Spectacle écrit par Gilles Dyrek et mis en scène par Eric Bu avec Mélanie Page, Grégori Baquet, Marine Dusehu, Stéphane Roux, Etienne Launay.
Avant que débutent les aventures de Georges, le mal-prénommé, le dernier à avoir reçu ce prénom désuet plus beaucoup prononcé depuis la mort du président Pompidou et le déclin du parti communiste du camarade Marchais, le spectateur découvre un décor étrange.
Tout blanc, composé de deux parties disposées transversalement de chaque côté de la scène, laissant comme surface utile une surface centrale formant un V à l'envers. Pourquoi un tel minimalisme alors qu'on annonce une pièce amusante, dans la lignée de la précédente collaboration de Gilles Dyrek et d'Eric Bu, "Le Retour de Richard 3 par le train de 9 h 24", dont Eric Bu avait aussi tourné une version cinématographique fort réussie ?
Le spectateur n'aura pas longtemps à attendre : on lui promettait sur des affiches de la "bédé" et, effectivement, sur les surfaces blanches vont tout au long de la pièce se succéder des éléments dessinés figurant des devantures de boutiques ou de bars, des pancartes, des éléments qui composent symboliquement des lieux où on vit ou on travaille. La scénographie composée par Marie Hervé est subtile et malicieuse et les dessins de Marion Auvin sur lesquels elle s'appuie sont fort réussis. Ils donnent tout de suite un préjugé favorable au texte de Gilles Dyrek et celui-ci ne va non plus décevoir. Sur le papier, ce tourbillon de gens mal prénommés qui conteront de petites anecdotes concernant ce fait générateur de leur existence pouvait-il fournir de quoi nourrir une comédie romantique ?

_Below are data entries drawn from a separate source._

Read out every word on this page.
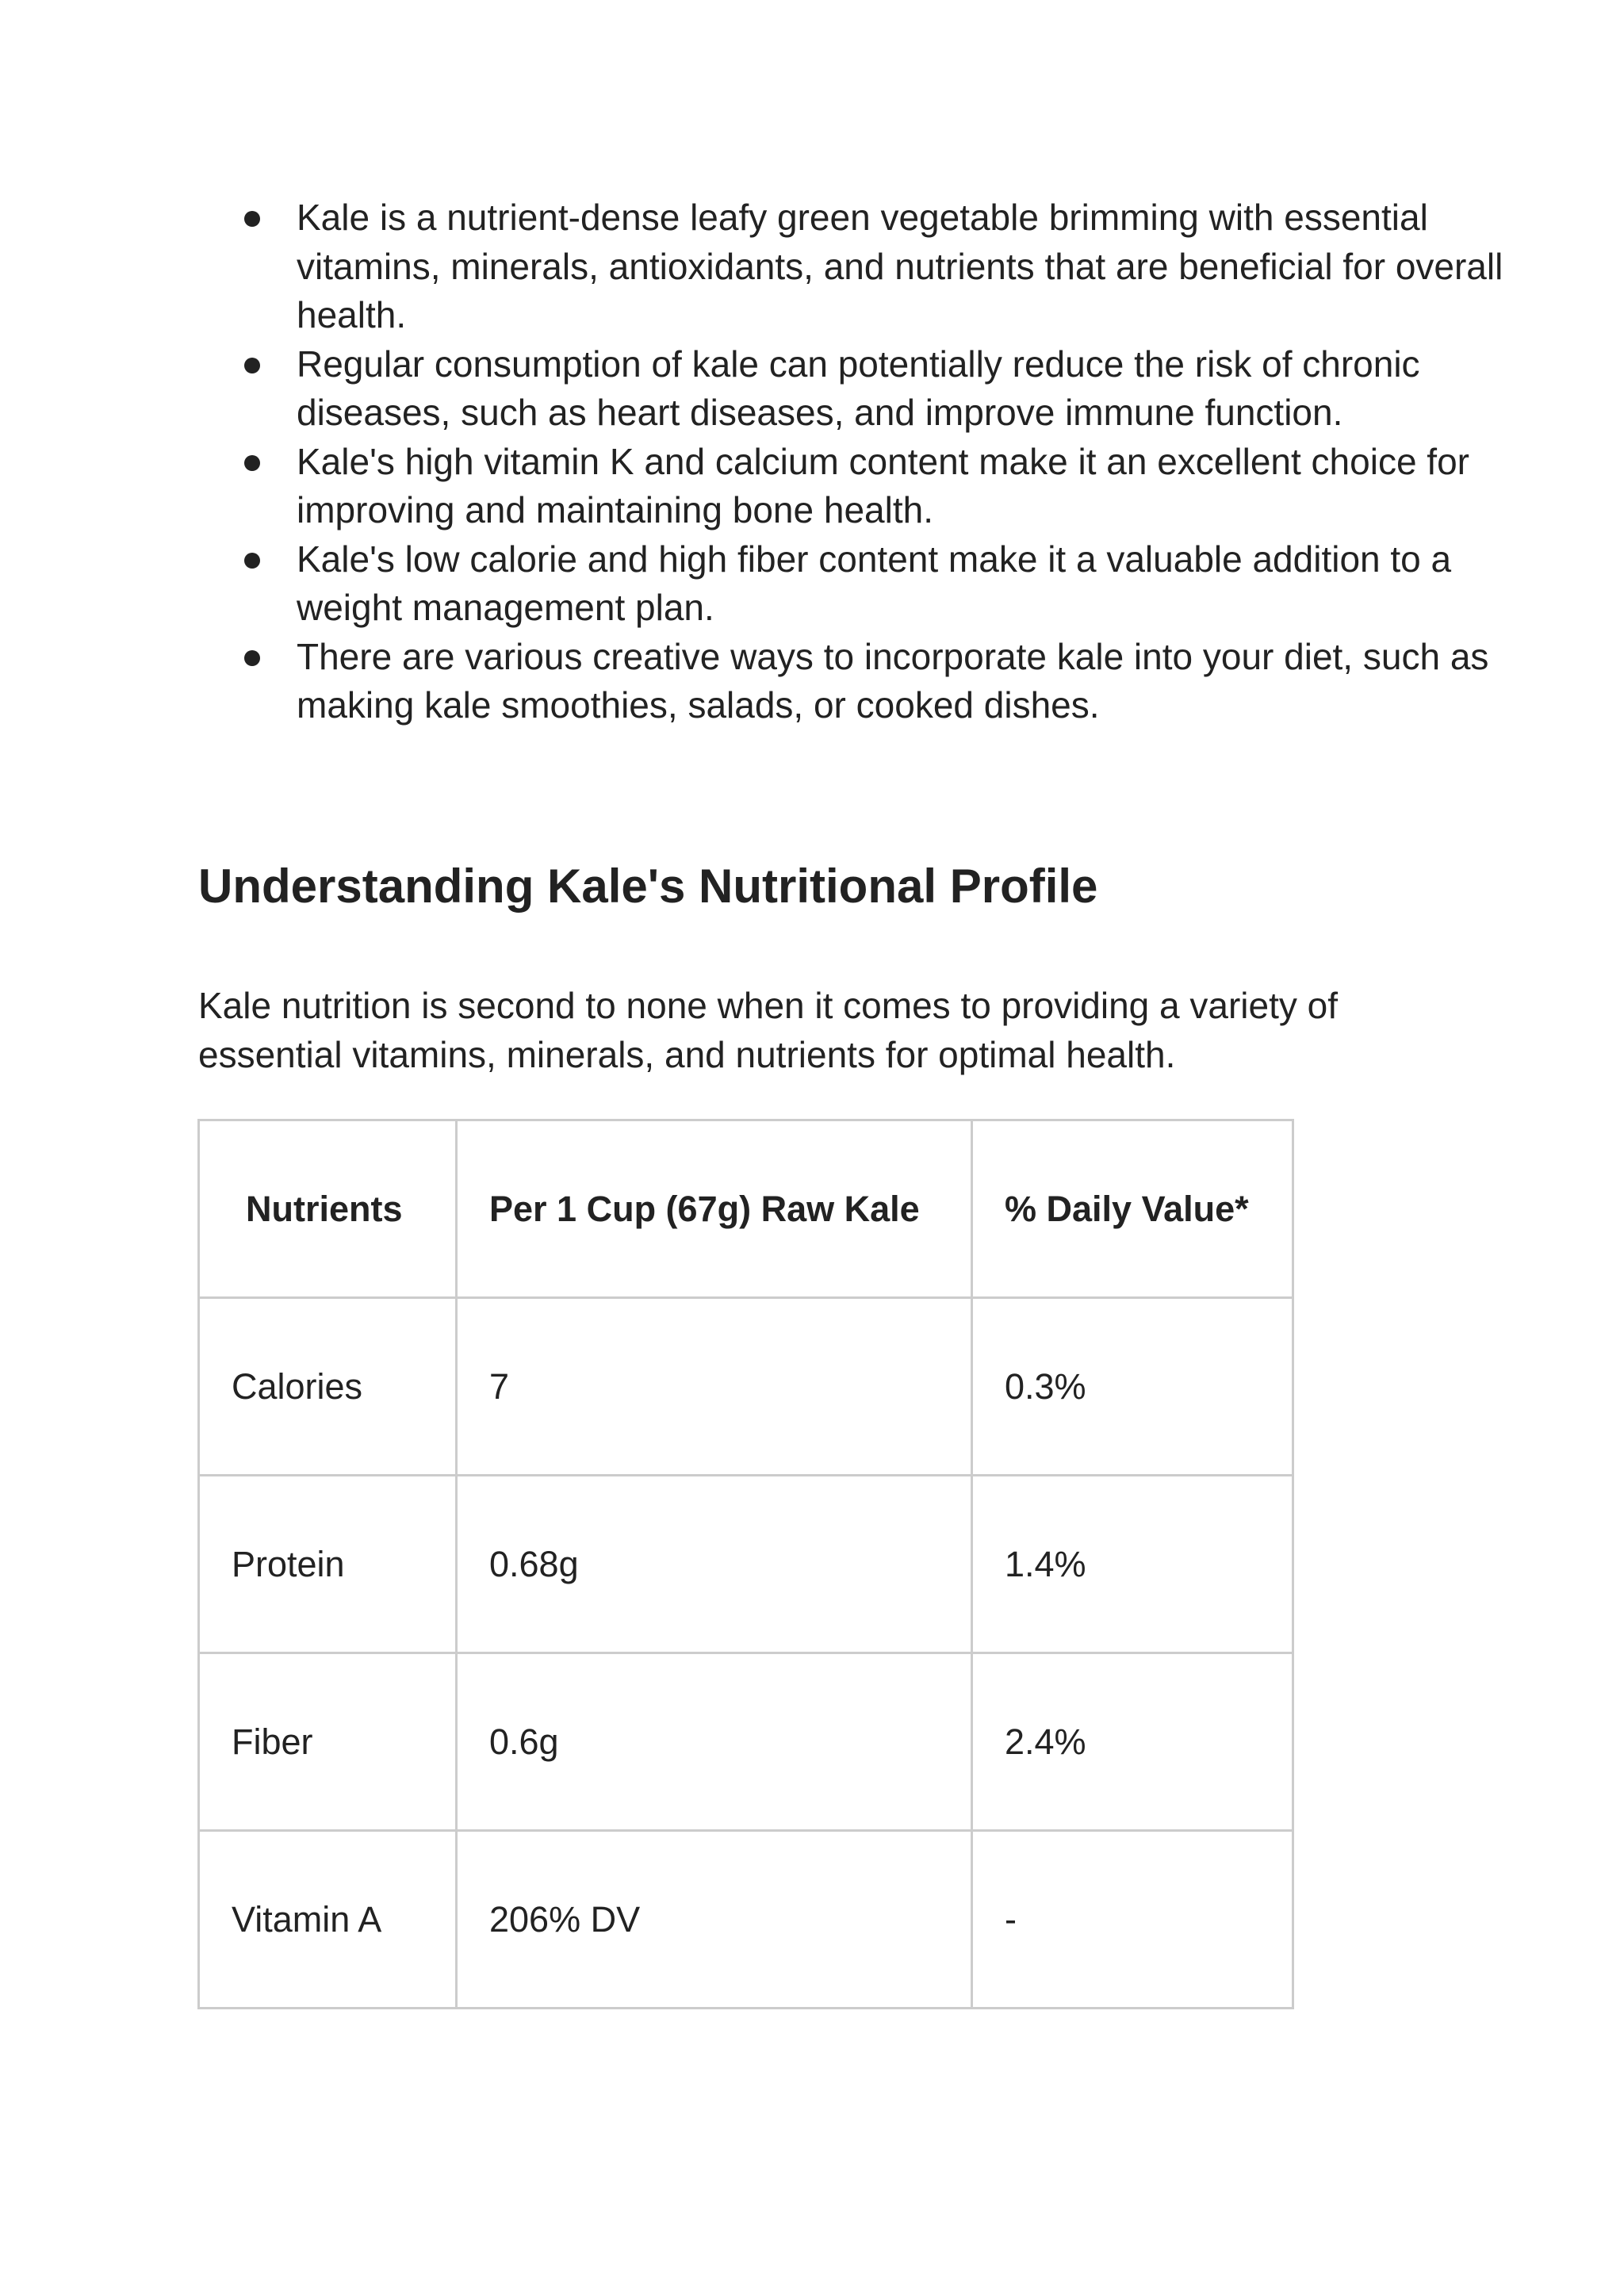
Kale is a nutrient-dense leafy green vegetable brimming with essential vitamins, minerals, antioxidants, and nutrients that are beneficial for overall health.
Regular consumption of kale can potentially reduce the risk of chronic diseases, such as heart diseases, and improve immune function.
Kale's high vitamin K and calcium content make it an excellent choice for improving and maintaining bone health.
Kale's low calorie and high fiber content make it a valuable addition to a weight management plan.
There are various creative ways to incorporate kale into your diet, such as making kale smoothies, salads, or cooked dishes.
Understanding Kale's Nutritional Profile

Kale nutrition is second to none when it comes to providing a variety of essential vitamins, minerals, and nutrients for optimal health.

Nutrients	Per 1 Cup (67g) Raw Kale	% Daily Value*
Calories	7	0.3%
Protein	0.68g	1.4%
Fiber	0.6g	2.4%
Vitamin A	206% DV	-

On aurait pu douter, mais à ce départ bien léger s'ajoute un autre détail tout aussi insignifiant... Georges (Grégori Baquet) vient d'être quitté par sa petite amie et décide de changer de vie : direction Chatenay-Malabry. Lors de son premier jogging dans son nouveau quartier, il découvre quelque chose d'insensé (pour lui seul) : il est entouré de villas, de résidences, de lieux-dits qui portent les prénoms de ses ex ! Et, face à son appartement, sera bientôt érigée une "Villa Emilie" ! Comme il n'a pas eu de rapports intimes avec des demoiselles de ce prénom, il se persuade que sa prochaine partenaire devra , à coup sûr, être une Emilie, "i-e" ou "y'.
Evidemment, quand il tombe dingue amoureux d'une inconnue (Mélanie Page), il est tétanisé, incapable de lui demander si le hasard patronymique a bien fait les choses...
Le reste, c'est une pièce qui donne la pêche, écrite avec une plume espiègle, digne de l'admirateur de René de Obaldia qu'est Gilles Dyrek. Une pièce jouée avec gourmandise par le couple vedette et par leurs trois partenaires (Marine Dusehu, Stéphane Roux et Etienne Launay), qui ne sont pas des comparses mais doivent multiplier les personnages, ce qu'ils font avec beaucoup de plaisir, tout cela orchestré avec humour et précision par Eric Bu, qui donne à l'ensemble un petit côté cinématographique. Donc, pas de temps mort et rien d'inutile dans cette bulle de savon qui éclate au bon moment. Ni trop courte, ni trop longue, "Je m'appelle Georges et vous ?" a l'avantage de reposer sur des petites idées indémodables...
Pour l'heure, on ne lui prédira pas la postérité qu'on pressent pourtant, mais un vrai beau succès mérité. Le couple Mélanie Page-Grégori Baquet fonctionne à merveille. On leur souhaite de pouvoir défendre souvent un théâtre comme celui de Dyrek et de Bu, à la fois populaire et intelligent.